Heterovalent element substitution is an effective way to optimize functional properties of the Y-Ba-Cu-O high-temperature superconductors. In this study, we analyze the effect of Y-Ca substitution on microstructure and critical current in YBa₂Cu₃O_6.8 ceramics with transmission electron microscopy and magnetometry. The obtained results reveal that the substitution of Y³⁺ by Ca²⁺ initiates the formation of complicated microstructure consisting of Y(Ca)-123 matrix with multiple defects of different types and fine nanoscale Y-211 particles coherently coupled with the matrix. Depending on Ca doping, various microstructural defects such as dislocations, stacking faults, and effects associated with cationic disorder are observed. The magnetic and superconducting properties in Ca-substituted compositions Y-123 are discussed in terms of the sample microstructure morphology and the specificity of coupling between the basic Y(Ca)-123 phase and impurity particles of the Y-211 phase. We find that shape type and dispersion of the Y-211 precipitations are crucial to regulating both the critical current and the critical temperature in the ceramics.

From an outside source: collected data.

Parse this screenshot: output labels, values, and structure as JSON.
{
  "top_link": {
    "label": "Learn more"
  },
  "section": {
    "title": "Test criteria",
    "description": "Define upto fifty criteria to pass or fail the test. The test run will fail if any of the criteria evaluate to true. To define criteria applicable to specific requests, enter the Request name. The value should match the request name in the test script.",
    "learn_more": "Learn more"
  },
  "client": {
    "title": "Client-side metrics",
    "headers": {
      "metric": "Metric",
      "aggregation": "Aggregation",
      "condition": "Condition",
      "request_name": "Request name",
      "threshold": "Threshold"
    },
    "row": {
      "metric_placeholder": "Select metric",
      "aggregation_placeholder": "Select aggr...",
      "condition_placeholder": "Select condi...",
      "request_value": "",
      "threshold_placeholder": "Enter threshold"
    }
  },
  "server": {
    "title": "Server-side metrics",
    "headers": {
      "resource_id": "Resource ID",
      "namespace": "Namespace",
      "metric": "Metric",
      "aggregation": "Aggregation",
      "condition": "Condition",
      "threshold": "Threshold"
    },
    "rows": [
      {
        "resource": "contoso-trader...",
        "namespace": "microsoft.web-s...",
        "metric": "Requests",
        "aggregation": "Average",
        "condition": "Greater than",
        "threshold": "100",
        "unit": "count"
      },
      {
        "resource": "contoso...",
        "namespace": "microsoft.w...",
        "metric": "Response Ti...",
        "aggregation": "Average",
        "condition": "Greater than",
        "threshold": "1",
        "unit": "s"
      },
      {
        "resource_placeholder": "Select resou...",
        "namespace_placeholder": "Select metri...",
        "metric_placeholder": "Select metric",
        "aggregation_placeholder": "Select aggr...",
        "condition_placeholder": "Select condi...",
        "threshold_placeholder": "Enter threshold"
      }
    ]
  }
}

异价元素置换是优化 Y-Ba-Cu-O 高温超导体功能特性的有效途径。在本研究中，我们使用透射电子显微镜和磁力计分析了 Y-Ca 取代对 YBa ₂ Cu ₃ O _6.8陶瓷微观结构和临界电流的影响。所得结果表明，Y ³⁺被Ca ²⁺取代开始形成由具有多种不同类型缺陷的 Y(Ca)-123 基体和与基体相干耦合的细纳米级 Y-211 颗粒组成的复杂微结构。根据 Ca 掺杂，可以观察到各种微观结构缺陷，例如位错、堆垛层错以及与阳离子无序相关的影响。根据样品微观结构形态和基本 Y(Ca)-123 相与 Y-211 相杂质颗粒之间耦合的特异性，讨论了 Ca 取代组合物 Y-123 的磁性和超导性能。我们发现 Y-211 沉淀的形状类型和分散对于调节陶瓷中的临界电流和临界温度至关重要。